Psalm 118:13-14 (NIV)It wouldn’t be fair to say Charlie has no fear. He’s recently grown to dislike thunder a great deal. He keeps a safe distance from dogs he does not know. He is very curious about ambulances, fire trucks and police cars, but the sirens always give him a jolt. But when he feels he’s in control of a situation, especially physically, he is reckless.
I was pushed back and about to fall,
but the Lord helped me.
The Lord is my strength and my defense;
he has become my salvation.
I’m relatively sure he developed this habit by trying to keep up with his older brothers. Jack remains relatively timid with his body — though he apparently has great faith in roller coaster engineers — but a two-year-old trying to keep up with even a careful nine-year-old is still in over his head. And Max, well, he’s been a wrecking ball since day one. He’s never met a wall he couldn’t crash into, a couch he couldn’t bounce off or a jungle gym he couldn’t dominate.
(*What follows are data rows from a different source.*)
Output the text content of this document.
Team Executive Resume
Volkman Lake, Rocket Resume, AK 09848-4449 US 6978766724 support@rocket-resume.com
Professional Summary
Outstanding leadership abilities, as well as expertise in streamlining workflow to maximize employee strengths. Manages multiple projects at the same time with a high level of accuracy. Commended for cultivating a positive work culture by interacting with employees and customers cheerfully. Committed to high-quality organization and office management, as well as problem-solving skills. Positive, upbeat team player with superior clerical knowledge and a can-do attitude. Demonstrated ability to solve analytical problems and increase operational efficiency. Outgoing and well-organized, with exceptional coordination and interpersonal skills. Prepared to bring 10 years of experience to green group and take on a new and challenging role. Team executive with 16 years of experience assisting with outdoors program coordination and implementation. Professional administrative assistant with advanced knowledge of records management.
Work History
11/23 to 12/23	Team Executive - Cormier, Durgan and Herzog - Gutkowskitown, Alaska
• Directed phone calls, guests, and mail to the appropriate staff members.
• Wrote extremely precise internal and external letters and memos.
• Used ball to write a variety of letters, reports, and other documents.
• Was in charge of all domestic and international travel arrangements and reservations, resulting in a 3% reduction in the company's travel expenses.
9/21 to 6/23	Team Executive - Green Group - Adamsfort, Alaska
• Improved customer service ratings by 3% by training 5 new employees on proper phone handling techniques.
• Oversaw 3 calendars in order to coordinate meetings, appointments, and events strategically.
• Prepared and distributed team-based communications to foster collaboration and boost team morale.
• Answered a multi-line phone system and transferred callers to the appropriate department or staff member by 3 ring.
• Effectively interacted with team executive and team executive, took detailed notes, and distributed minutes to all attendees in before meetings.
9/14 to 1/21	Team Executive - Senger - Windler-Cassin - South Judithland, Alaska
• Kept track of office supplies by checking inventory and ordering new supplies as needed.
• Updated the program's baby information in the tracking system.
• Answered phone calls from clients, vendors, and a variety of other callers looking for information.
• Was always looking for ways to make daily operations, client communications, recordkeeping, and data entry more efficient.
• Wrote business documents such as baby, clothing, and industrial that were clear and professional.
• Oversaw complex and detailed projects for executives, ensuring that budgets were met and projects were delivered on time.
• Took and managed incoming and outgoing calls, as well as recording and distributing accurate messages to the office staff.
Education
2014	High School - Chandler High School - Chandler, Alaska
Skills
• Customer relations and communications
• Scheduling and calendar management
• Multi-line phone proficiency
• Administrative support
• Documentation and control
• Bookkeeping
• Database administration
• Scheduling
We were at the neighborhood park today for the annual bike parade and ice cream social, an event so stereotypically quaint I sometimes can’t believe it actually happens in 2013. Jack was off on the swings, Max was sitting quietly eating a push-up. Charlie sat next to me on a park bench — for a moment. Then he stood up, proclaimed his plans to jump to the ground and then followed through.
I thought about stopping him for a second, but then I decided to see what would happen. He was up about as high as our couch, or maybe two stairs. It’s a leap he’s made plenty of times, probably too many for a guy his size. And the landing was crushed stone, a little less forgiving than our living room carpet. But he was determined, and he would have been more mad to have been told no than he would have been upset to botch the dismount.
So off he went. He landed on his hands and feet, then dusted off his palms and headed to the playground. He went down one slide, then came right back to his perch on the bench. He told me about the slide, then announced he’d be jumping again. He promptly loaded up, then sprung. He landed on all fours again, though with a little more certainty. He repeated the routine a few more times, each landing growing more and more stable. After maybe the third or fourth jump he didn’t need his hands at all. He was still cautious, but confident in his ability — and with good reason.
Now perchance I could have spent the afternoon teaching my son a more valuable skill. Perhaps I would feel differently about his learning by experience had that experience involved a complete faceplant. Maybe there’s no grand lesson here about how you have to give a kid space — carefully monitored space at this age — in order for them to fully develop. Or it’s possible this was the best and most perfect use of a Saturday afternoon imaginable. Who am I to judge?
On our way home, with Max riding his scooter just a bit too far ahead for my liking and me urging Charlie to “ride” his bike as quickly as possible (he uses his feet and not the pedals) Jack raced by on his bike, shouted out the name of a friend’s house he was going to visit, made a sweeping left turn and sped down a hill at full speed. As proud as I’d been 30 minutes earlier of a jumping Charlie expanding his horizons, I was equally regretful I’d ever taught Jack to ride his bike in the first place.
Because what I was really teaching him was how to grow up, how to feel comfortable further away from home. I know I didn’t take off his training wheels yesterday, but it sure felt like it at that moment. I can’t protect them forever. Actually, I don’t want to — I fully expect each kid to grow up and move out some day to a place of their own. But we can each ask God to guard us always, regardless of which roof is over our head at night. The Lord indeed is our strength, defense and salvation. That won’t keep us from a few skinned knees or scraped elbows, but that’s never been the point. When it matters most, I know where my hope lives.
A prayer for June 29:
Lord, thank you for the simple pleasure of a Saturday with my family. I am grateful for the safe return from a week away and the happy reports of time spent with family. I hope in the days ahead we can re-establish our family routine with peace and patience. Please help me remember how much there is to be taught and learned in the summer months when school is not in session. Show me chances to make a difference for my children and to help them grow, both in life and in your love. Amen.